The Bespoke Patek Philippe Ref. 3843/1 with a 13-Carat Diamond Crystal Reemerges
A peculiar watch with a lasque diamond as the crystal.One of the most intriguing Patek Philippe wristwatches is once again coming up for sale at auction, eight years after it was last sold publicly. Made in 1990 for a Japanese client, the Patek Philippe ref. 3843/1 has a 13.43-carat diamond as its crystal – a large, flat cut also known as a lasque diamond – and is an entirely one-of-a-kind wristwatch with its own singular reference number.
As we explained in our 2016 story detailing the watch the first time it was sold (which seems like a lifetime ago in watch collecting), the ref. 3843/1 came about in the early 1990s when a Japanese client handed over the 13.43-carat lasque diamond to Patek Philippe with a request to mount it onto a watch. The watch was completed in 1991 and then sold to the client in 1994.
Originating in India, lasque diamonds are flat, wide, and irregular in form. They were historically employed to cover miniature portraits and are also known as portrait-cut diamonds. Here the lasque diamond forms the crystal, which camouflages the fact that it is a diamond. Only the facetted edges and tiny inclusions are a giveaway that the crystal is a diamond.
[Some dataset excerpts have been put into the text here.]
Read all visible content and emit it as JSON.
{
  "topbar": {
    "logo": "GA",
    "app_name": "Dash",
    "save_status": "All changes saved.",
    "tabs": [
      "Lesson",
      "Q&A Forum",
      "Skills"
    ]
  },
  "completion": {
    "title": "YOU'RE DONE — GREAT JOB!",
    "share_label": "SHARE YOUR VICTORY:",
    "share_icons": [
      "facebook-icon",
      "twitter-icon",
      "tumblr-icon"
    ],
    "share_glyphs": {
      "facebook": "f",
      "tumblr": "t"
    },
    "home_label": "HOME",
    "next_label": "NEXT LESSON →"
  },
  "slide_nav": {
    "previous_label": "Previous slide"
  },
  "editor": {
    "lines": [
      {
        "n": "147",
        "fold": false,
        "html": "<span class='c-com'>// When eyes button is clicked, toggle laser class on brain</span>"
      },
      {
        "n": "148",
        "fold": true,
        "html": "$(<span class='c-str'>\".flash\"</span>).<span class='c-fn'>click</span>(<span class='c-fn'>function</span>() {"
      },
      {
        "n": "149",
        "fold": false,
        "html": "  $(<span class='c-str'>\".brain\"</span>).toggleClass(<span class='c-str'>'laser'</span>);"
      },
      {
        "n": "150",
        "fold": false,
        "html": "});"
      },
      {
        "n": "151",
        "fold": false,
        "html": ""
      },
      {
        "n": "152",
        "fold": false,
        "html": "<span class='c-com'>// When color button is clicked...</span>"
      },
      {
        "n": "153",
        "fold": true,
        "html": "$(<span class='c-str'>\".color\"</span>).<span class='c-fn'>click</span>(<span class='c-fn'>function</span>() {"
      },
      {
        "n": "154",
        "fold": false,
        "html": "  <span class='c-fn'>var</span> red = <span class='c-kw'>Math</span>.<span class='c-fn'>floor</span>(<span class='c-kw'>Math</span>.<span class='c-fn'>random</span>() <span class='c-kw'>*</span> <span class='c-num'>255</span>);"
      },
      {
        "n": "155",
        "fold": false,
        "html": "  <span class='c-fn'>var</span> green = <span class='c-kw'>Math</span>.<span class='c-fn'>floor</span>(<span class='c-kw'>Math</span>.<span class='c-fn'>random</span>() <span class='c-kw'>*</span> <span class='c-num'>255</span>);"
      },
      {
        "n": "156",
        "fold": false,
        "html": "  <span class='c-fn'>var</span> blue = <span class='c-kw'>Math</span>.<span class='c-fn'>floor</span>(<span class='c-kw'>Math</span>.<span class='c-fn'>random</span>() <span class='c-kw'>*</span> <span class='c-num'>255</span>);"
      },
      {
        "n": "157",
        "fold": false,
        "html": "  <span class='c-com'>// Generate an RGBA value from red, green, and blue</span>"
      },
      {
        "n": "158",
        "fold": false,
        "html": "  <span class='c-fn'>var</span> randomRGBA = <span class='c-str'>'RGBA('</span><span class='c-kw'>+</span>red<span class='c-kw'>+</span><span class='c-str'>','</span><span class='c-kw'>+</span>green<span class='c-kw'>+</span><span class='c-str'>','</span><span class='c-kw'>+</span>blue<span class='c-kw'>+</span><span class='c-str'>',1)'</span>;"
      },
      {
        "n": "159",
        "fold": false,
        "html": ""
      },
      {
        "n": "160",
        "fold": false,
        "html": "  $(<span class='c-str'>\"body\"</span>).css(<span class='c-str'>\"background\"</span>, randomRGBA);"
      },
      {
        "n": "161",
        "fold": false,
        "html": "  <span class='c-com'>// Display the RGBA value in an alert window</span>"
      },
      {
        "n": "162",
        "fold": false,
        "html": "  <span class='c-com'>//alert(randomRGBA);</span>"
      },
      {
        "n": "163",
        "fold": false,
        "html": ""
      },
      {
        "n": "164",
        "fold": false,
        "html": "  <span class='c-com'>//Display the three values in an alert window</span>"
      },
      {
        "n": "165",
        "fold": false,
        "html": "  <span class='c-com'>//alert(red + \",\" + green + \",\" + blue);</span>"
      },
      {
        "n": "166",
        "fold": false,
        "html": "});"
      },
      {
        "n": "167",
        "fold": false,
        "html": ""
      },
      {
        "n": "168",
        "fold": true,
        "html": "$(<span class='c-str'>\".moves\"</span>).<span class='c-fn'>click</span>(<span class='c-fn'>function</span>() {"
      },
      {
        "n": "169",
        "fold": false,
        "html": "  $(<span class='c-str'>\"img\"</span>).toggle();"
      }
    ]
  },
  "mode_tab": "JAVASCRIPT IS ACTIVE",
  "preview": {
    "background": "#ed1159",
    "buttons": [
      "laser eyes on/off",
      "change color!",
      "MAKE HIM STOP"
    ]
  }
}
Case in white gold and matched with a fine-link bracelet, the ref. 3843/1 was built around the lasque diamond, explaining the unusual triangular case form. The case is about 32 mm by 26 mm at its widest, making it larger than most watches of its era, though relatively small by modern standards.
Christie’s photos of the ref. 3843/1 appear to show the watch remains in the same condition was it was when it was last sold. The watch shows wear but is in well preserved condition. According to Christie’s the watch is now accompanied by a digital copy of the original certificate.
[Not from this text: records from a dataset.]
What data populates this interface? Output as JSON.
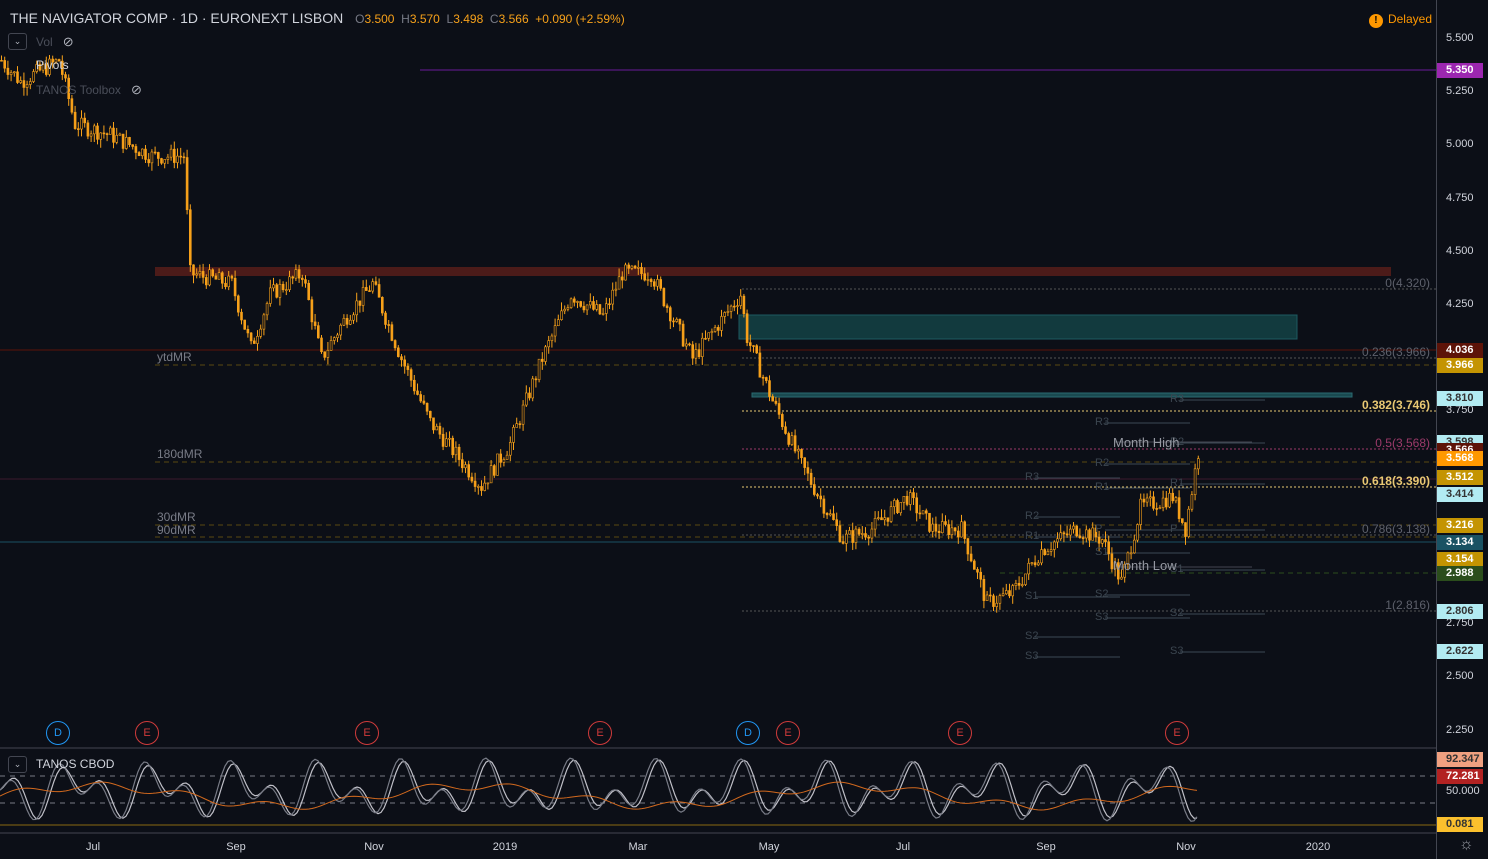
{
  "header": {
    "symbol": "THE NAVIGATOR COMP · 1D · EURONEXT LISBON",
    "o_label": "O",
    "o": "3.500",
    "h_label": "H",
    "h": "3.570",
    "l_label": "L",
    "l": "3.498",
    "c_label": "C",
    "c": "3.566",
    "change": "+0.090 (+2.59%)"
  },
  "delayed": "Delayed",
  "legend": {
    "vol": "Vol",
    "pivots": "Pivots",
    "toolbox": "TANOS Toolbox",
    "osc": "TANOS CBOD"
  },
  "price_ticks": [
    "5.500",
    "5.250",
    "5.000",
    "4.750",
    "4.500",
    "4.250",
    "3.750",
    "2.750",
    "2.500",
    "2.250"
  ],
  "price_tags": [
    {
      "v": "5.350",
      "bg": "#9c27b0",
      "fg": "#fff"
    },
    {
      "v": "4.036",
      "bg": "#5d1308",
      "fg": "#fff"
    },
    {
      "v": "3.966",
      "bg": "#c49402",
      "fg": "#fff"
    },
    {
      "v": "3.810",
      "bg": "#b2ebf2",
      "fg": "#333"
    },
    {
      "v": "3.598",
      "bg": "#b2ebf2",
      "fg": "#333"
    },
    {
      "v": "3.566",
      "bg": "#5d1308",
      "fg": "#fff"
    },
    {
      "v": "3.568",
      "bg": "#ff9800",
      "fg": "#fff"
    },
    {
      "v": "3.512",
      "bg": "#c49402",
      "fg": "#fff"
    },
    {
      "v": "3.414",
      "bg": "#b2ebf2",
      "fg": "#333"
    },
    {
      "v": "3.216",
      "bg": "#c49402",
      "fg": "#fff"
    },
    {
      "v": "3.134",
      "bg": "#1a5263",
      "fg": "#fff"
    },
    {
      "v": "3.154",
      "bg": "#c49402",
      "fg": "#fff"
    },
    {
      "v": "2.988",
      "bg": "#2b4d1c",
      "fg": "#fff"
    },
    {
      "v": "2.806",
      "bg": "#b2ebf2",
      "fg": "#333"
    },
    {
      "v": "2.622",
      "bg": "#b2ebf2",
      "fg": "#333"
    }
  ],
  "osc_ticks": [
    "50.000"
  ],
  "osc_tags": [
    {
      "v": "92.347",
      "bg": "#f0a080",
      "fg": "#333"
    },
    {
      "v": "72.281",
      "bg": "#b22222",
      "fg": "#fff"
    },
    {
      "v": "0.081",
      "bg": "#fbc02d",
      "fg": "#333"
    }
  ],
  "time_labels": [
    "Jul",
    "Sep",
    "Nov",
    "2019",
    "Mar",
    "May",
    "Jul",
    "Sep",
    "Nov",
    "2020"
  ],
  "fib": [
    "0(4.320)",
    "0.236(3.966)",
    "0.382(3.746)",
    "0.5(3.568)",
    "0.618(3.390)",
    "0.786(3.138)",
    "1(2.816)"
  ],
  "mr": [
    "ytdMR",
    "180dMR",
    "30dMR",
    "90dMR"
  ],
  "month": {
    "high": "Month High",
    "low": "Month Low"
  },
  "pivots": [
    "R3",
    "R2",
    "R1",
    "P",
    "S1",
    "S2",
    "S3"
  ],
  "events": [
    "D",
    "E",
    "E",
    "E",
    "D",
    "E",
    "E",
    "E"
  ],
  "colors": {
    "candle": "#f7a11a",
    "accent": "#ff9800"
  },
  "chart_data": {
    "type": "candlestick",
    "ylim": [
      2.2,
      5.55
    ],
    "keypoints": [
      [
        0,
        5.4
      ],
      [
        6,
        5.3
      ],
      [
        18,
        5.4
      ],
      [
        23,
        5.1
      ],
      [
        34,
        5.05
      ],
      [
        47,
        4.95
      ],
      [
        57,
        4.95
      ],
      [
        59,
        4.4
      ],
      [
        72,
        4.35
      ],
      [
        78,
        4.05
      ],
      [
        84,
        4.3
      ],
      [
        94,
        4.4
      ],
      [
        100,
        4.0
      ],
      [
        108,
        4.2
      ],
      [
        116,
        4.35
      ],
      [
        125,
        4.0
      ],
      [
        134,
        3.7
      ],
      [
        150,
        3.4
      ],
      [
        159,
        3.6
      ],
      [
        169,
        4.0
      ],
      [
        178,
        4.3
      ],
      [
        188,
        4.2
      ],
      [
        194,
        4.4
      ],
      [
        203,
        4.4
      ],
      [
        216,
        4.0
      ],
      [
        231,
        4.3
      ],
      [
        233,
        4.1
      ],
      [
        241,
        3.8
      ],
      [
        250,
        3.5
      ],
      [
        263,
        3.15
      ],
      [
        272,
        3.2
      ],
      [
        283,
        3.35
      ],
      [
        291,
        3.2
      ],
      [
        300,
        3.2
      ],
      [
        308,
        2.85
      ],
      [
        316,
        2.9
      ],
      [
        325,
        3.1
      ],
      [
        336,
        3.2
      ],
      [
        344,
        3.15
      ],
      [
        350,
        2.95
      ],
      [
        356,
        3.3
      ],
      [
        366,
        3.35
      ],
      [
        370,
        3.2
      ],
      [
        374,
        3.56
      ]
    ]
  }
}
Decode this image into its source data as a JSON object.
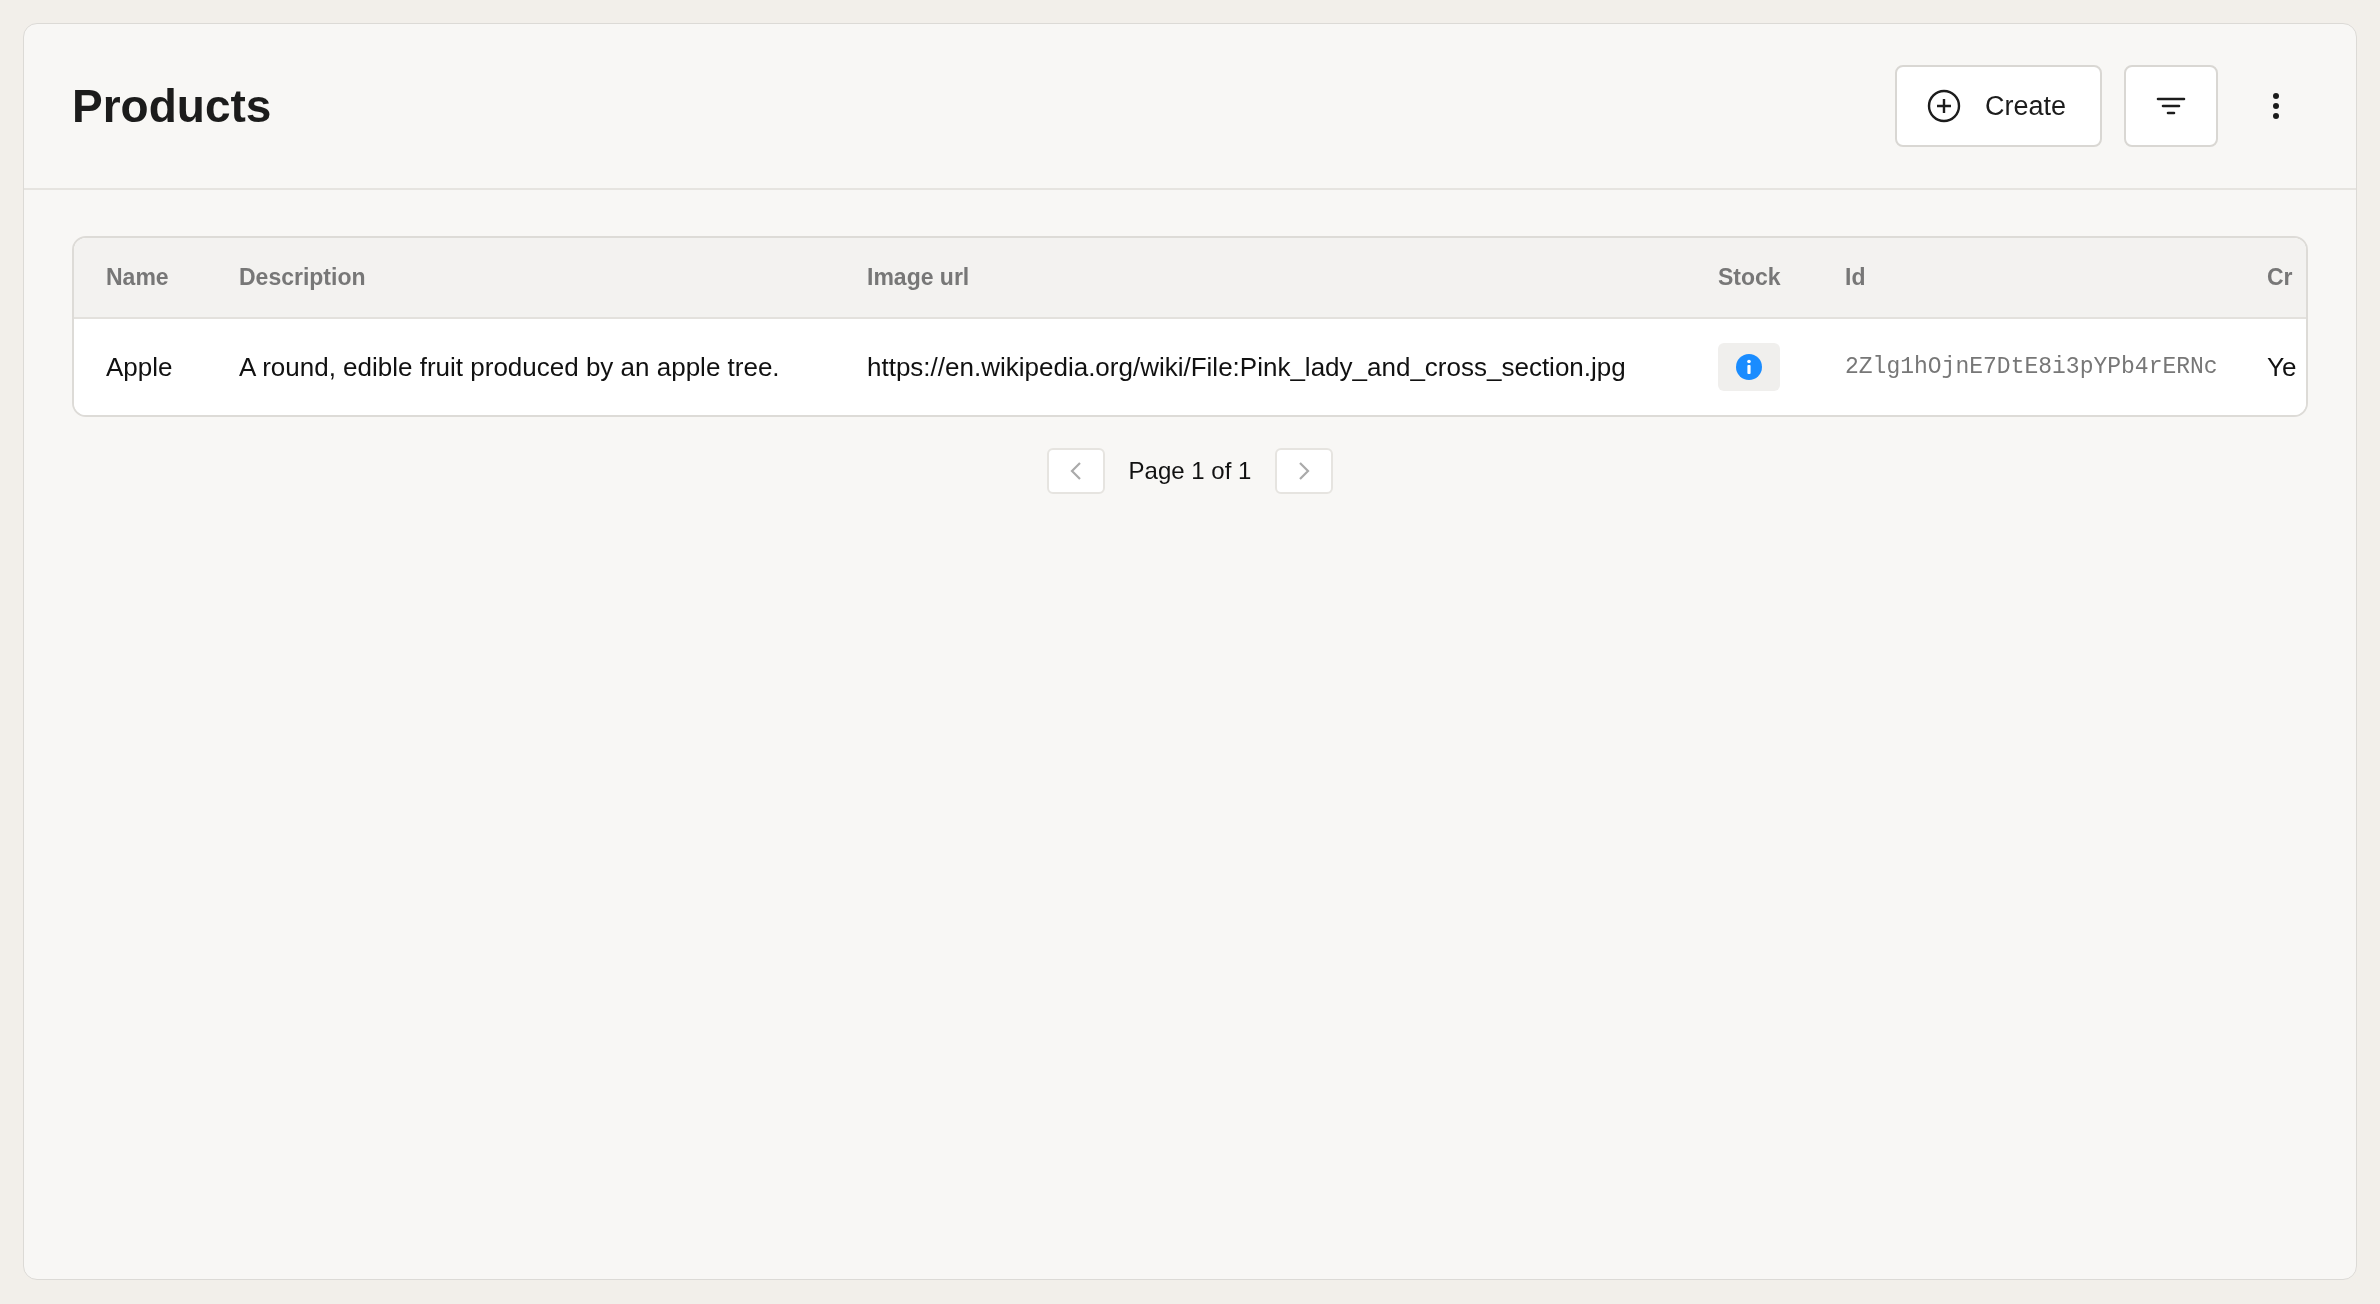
{
  "page": {
    "title": "Products"
  },
  "actions": {
    "create": "Create"
  },
  "table": {
    "columns": [
      "Name",
      "Description",
      "Image url",
      "Stock",
      "Id",
      "Cr"
    ],
    "rows": [
      {
        "name": "Apple",
        "description": "A round, edible fruit produced by an apple tree.",
        "image_url": "https://en.wikipedia.org/wiki/File:Pink_lady_and_cross_section.jpg",
        "stock": {
          "kind": "info"
        },
        "id": "2Zlg1hOjnE7DtE8i3pYPb4rERNc",
        "column_6": "Ye"
      }
    ]
  },
  "pagination": {
    "label": "Page 1 of 1"
  }
}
The ref. 3843/1 is exceptionally rare and unquestionably special, but also peculiar in form since it was constructed to accommodate the diamond. Perhaps such shapes are more acceptable now that asymmetric watches like the Cartier Crash are fashionable, so the ref. 3843/1 is arguably coming back for sale at the right time.
The last time the ref. 3843/1 sold publicly was in 2016 at Christie’s in Hong Kong, where it achieved HK$3.48 million including fees, equivalent to about US$444,000. Although that was just eight years ago, the watch collecting landscape was vastly different back then – at the time Phillips had just held its inaugural sale a year earlier, the Nautilus was selling well under retail, and online sales were not even a thing.
Now the low estimate is more than double the 2016 auction result and the watch is being sold exclusively online. The Patek Philippe ref. 3843/1 carries an estimate of US$1.0-2.0 million in the upcoming Watches Online: The Dubai Edit that runs from 5-19 October.